New research has revealed that Dorset is among one of the best locations to invest in a holiday home in the South West, but things could be about to change.

According to Blue Chip Holidays, which has a portfolio of more than 1,000 properties, Weymouth features well in the yield charts for the South West placing first for one-bed apartments.

Wisely-purchased holiday homes are still available from under £100,000, and can have impressive yields of up to 9.66 per cent, returning gross income in excess of £11,000 per year.

While Weymouth’s two-bedroom holiday home properties place just outside the top 10 locations for yields, its three-bedroom properties, available with purchase prices of just over £190,000, have strong yields in excess of eight per cent, with gross incomes of almost £20,000.

Four-bedroom properties can be bought for in excess of £220,000 returning yields of nearly seven per cent. Blue Chip Holidays believes that Weymouth and Portland have huge appeal following the 2012 Olympic and Paralympic Games, making it a good location for holiday homes.
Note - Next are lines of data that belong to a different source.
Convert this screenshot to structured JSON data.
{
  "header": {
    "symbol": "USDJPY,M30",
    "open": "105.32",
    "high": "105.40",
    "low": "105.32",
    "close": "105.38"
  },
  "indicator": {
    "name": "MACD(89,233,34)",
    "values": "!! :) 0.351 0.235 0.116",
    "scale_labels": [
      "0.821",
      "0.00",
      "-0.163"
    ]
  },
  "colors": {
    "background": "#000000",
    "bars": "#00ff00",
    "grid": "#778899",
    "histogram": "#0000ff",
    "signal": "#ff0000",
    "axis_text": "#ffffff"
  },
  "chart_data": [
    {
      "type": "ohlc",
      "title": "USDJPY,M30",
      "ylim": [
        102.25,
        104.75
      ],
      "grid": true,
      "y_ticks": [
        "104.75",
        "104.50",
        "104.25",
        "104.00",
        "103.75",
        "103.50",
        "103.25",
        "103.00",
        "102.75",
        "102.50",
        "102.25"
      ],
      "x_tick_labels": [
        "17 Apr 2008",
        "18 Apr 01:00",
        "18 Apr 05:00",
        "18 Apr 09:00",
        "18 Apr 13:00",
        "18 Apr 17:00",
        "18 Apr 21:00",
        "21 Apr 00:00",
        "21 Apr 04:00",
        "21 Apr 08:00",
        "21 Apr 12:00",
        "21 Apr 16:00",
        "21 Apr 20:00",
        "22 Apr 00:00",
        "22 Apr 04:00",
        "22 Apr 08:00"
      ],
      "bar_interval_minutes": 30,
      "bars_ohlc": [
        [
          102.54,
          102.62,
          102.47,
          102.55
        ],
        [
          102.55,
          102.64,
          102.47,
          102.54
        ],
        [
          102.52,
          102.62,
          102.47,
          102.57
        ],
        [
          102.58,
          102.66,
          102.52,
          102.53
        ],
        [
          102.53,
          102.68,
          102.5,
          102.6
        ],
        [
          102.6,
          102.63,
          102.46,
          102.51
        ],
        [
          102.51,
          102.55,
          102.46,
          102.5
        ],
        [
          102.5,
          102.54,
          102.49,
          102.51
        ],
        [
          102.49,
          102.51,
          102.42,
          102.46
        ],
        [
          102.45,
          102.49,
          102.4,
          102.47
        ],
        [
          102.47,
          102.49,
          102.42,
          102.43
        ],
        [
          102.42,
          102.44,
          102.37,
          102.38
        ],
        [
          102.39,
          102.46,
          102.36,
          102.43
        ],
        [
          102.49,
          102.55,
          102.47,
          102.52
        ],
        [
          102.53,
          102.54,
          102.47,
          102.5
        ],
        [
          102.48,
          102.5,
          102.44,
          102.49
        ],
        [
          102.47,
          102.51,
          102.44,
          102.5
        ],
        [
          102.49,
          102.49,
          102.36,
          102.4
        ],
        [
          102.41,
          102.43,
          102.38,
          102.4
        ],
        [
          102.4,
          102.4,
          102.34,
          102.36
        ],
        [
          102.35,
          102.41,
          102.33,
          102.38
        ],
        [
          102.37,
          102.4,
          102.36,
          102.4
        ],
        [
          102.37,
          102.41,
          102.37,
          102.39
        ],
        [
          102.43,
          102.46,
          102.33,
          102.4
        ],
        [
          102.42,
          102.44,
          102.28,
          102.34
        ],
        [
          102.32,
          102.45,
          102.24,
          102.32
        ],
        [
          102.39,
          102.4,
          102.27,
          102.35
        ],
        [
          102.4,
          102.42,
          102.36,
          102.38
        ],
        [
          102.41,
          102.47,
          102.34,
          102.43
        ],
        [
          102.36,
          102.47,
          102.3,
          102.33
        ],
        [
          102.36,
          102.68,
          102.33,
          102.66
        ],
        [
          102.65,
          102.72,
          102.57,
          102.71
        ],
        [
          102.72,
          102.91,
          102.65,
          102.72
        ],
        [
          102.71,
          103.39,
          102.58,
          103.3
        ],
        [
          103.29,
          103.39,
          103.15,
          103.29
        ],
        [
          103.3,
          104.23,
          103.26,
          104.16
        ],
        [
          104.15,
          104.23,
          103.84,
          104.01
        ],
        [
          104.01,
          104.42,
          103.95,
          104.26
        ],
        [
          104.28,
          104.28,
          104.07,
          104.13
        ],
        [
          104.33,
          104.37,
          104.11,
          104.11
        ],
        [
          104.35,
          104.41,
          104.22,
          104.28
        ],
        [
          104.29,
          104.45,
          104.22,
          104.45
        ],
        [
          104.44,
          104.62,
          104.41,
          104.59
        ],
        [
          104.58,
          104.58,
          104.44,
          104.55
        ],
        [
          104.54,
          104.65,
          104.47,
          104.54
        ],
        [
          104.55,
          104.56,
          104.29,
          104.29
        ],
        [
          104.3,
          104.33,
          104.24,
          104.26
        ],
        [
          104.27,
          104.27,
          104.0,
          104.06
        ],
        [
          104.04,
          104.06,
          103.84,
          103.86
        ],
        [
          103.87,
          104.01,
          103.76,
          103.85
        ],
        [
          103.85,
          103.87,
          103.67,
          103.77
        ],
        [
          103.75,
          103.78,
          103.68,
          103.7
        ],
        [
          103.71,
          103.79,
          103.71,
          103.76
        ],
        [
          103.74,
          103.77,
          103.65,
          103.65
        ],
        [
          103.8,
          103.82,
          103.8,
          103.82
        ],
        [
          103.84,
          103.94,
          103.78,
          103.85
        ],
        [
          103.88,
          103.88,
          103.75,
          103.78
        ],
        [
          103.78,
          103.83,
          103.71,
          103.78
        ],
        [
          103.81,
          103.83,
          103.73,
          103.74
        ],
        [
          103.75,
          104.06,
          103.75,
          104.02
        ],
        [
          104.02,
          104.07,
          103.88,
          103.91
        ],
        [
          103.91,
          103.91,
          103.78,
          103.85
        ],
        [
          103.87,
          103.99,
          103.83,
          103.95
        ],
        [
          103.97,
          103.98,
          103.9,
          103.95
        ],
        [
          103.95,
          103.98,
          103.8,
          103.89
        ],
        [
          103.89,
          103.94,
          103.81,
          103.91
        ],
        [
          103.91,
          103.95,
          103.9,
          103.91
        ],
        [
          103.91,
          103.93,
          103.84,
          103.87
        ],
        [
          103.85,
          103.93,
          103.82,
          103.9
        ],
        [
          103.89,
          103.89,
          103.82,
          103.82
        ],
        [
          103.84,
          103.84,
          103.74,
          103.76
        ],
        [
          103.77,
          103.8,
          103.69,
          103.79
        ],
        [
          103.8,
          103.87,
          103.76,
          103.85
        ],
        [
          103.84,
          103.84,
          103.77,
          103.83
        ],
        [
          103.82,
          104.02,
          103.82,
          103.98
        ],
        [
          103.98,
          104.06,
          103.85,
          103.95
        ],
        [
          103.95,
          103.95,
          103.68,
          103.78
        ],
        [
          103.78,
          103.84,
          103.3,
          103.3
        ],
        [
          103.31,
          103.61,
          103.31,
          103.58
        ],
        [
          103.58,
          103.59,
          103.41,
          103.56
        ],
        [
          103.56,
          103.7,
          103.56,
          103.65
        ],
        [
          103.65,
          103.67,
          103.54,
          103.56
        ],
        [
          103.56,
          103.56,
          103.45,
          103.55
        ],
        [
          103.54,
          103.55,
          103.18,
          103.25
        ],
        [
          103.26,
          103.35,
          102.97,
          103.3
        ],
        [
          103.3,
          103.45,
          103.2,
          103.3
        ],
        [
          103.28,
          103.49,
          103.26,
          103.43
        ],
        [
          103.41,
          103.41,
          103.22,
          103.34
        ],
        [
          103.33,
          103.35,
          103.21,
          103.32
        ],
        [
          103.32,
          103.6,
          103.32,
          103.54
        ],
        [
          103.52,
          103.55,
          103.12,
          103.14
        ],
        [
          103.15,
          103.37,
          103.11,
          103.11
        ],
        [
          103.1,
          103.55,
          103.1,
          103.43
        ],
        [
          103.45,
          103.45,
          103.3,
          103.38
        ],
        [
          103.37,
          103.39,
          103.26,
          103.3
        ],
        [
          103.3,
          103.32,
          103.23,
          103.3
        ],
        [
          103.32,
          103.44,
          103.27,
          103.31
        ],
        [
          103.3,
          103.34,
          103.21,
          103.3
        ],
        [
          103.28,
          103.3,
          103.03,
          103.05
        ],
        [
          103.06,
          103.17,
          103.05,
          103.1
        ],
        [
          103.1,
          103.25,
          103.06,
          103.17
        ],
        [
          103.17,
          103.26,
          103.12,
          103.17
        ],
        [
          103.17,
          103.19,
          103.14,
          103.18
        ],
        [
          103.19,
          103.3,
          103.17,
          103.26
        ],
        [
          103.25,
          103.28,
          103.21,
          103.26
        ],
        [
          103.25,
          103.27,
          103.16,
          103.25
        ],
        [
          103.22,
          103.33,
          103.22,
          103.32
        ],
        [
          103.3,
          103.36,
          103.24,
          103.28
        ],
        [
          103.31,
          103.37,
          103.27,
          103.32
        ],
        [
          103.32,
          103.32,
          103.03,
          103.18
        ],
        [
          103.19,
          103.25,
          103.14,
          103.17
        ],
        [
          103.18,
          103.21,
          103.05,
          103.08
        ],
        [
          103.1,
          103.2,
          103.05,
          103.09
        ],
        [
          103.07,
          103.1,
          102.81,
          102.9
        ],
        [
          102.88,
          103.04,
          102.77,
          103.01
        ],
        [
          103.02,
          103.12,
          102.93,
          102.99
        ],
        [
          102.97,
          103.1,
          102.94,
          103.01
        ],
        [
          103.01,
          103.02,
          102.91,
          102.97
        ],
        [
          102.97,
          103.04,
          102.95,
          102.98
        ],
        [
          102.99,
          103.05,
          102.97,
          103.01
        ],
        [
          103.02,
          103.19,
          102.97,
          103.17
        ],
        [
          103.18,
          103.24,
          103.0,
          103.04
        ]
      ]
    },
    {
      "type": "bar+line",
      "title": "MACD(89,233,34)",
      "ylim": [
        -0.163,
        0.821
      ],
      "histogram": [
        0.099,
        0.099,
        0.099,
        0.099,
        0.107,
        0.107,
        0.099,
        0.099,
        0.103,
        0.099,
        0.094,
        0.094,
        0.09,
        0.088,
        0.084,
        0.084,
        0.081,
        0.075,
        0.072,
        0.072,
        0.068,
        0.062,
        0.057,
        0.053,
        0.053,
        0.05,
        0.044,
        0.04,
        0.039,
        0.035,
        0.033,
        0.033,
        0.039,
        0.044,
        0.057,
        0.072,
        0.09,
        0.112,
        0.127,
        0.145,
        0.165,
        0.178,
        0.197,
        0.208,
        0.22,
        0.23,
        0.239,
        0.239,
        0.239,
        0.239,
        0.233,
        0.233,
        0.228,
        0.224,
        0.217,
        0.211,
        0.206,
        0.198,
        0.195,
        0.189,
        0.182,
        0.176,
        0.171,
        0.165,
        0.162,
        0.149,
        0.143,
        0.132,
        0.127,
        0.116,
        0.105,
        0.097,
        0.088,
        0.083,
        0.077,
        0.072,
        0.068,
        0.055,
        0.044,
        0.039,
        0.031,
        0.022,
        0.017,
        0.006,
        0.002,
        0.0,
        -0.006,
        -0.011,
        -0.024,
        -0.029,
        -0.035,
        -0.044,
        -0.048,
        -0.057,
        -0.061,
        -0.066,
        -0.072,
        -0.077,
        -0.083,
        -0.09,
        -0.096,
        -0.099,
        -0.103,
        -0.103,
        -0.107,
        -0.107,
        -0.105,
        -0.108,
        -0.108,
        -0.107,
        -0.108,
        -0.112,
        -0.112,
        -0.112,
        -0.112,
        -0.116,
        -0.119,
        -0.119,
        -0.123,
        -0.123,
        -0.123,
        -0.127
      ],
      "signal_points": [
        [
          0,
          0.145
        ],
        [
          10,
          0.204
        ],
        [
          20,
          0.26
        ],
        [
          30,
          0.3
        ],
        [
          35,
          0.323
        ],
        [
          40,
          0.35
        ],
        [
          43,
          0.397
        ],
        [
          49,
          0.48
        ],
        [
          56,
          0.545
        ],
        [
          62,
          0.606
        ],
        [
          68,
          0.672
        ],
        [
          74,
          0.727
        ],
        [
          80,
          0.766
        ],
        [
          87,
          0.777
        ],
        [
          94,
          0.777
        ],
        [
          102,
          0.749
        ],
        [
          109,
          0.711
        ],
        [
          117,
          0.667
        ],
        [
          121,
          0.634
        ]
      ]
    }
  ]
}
Commenting on the findings Joe Sweeny, above, portfolio develop-ment manager for Dorset said, “Less than two hours from London by car, both Weymouth and Portland offer an attractive long weekend destination. With relatively low prices they remain appealing to investors looking to make their cash stretch as far as possible.

“Currently, property prices in the holiday home market remain relatively static.
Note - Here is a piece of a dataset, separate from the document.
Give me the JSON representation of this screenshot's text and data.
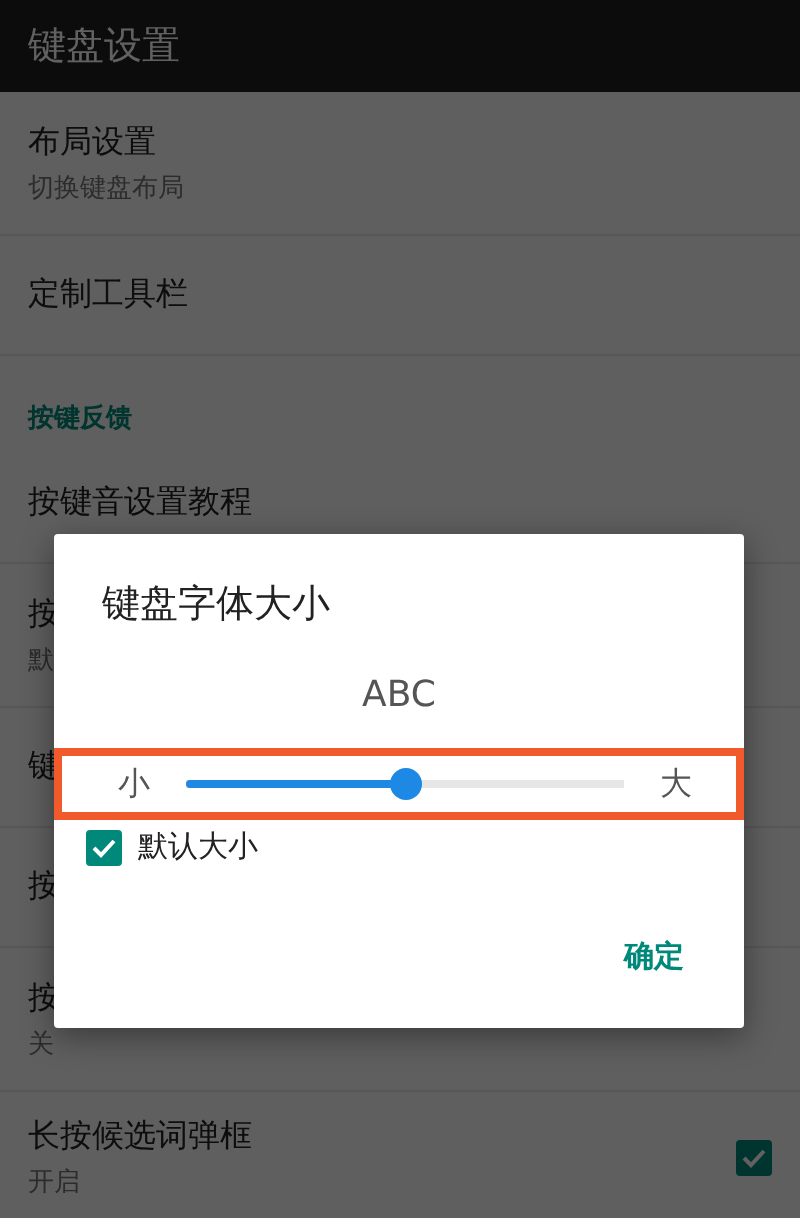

“However, if Rightmove’s recent report on property prices in the South West has any truth in it, and prices in the region rise by a third by 2019, now could be a good time to buy before prices ratchet upward.”

Sweeny added: “Undoubtedly, careful buyers can still snap up a good investment property with potential for capital appreciation, good yields, a healthy income and valuable tax benefits. “These benefits, combined with the fact that you can use your holiday home year in and year out, make the case for a holiday home investment increasingly compelling, particularly for individuals looking for an alternative to a traditional pension. “However, the market could be readying itself for a shift, particularly after changes to annuity rules come into full force from April 2015, removing all restrictions on access to pension pots.

“This could lead to a further influx of holiday home investors into the market, and that could mean a hike in prices making now a sensible time to invest before demand rises, and holiday home prices increase.”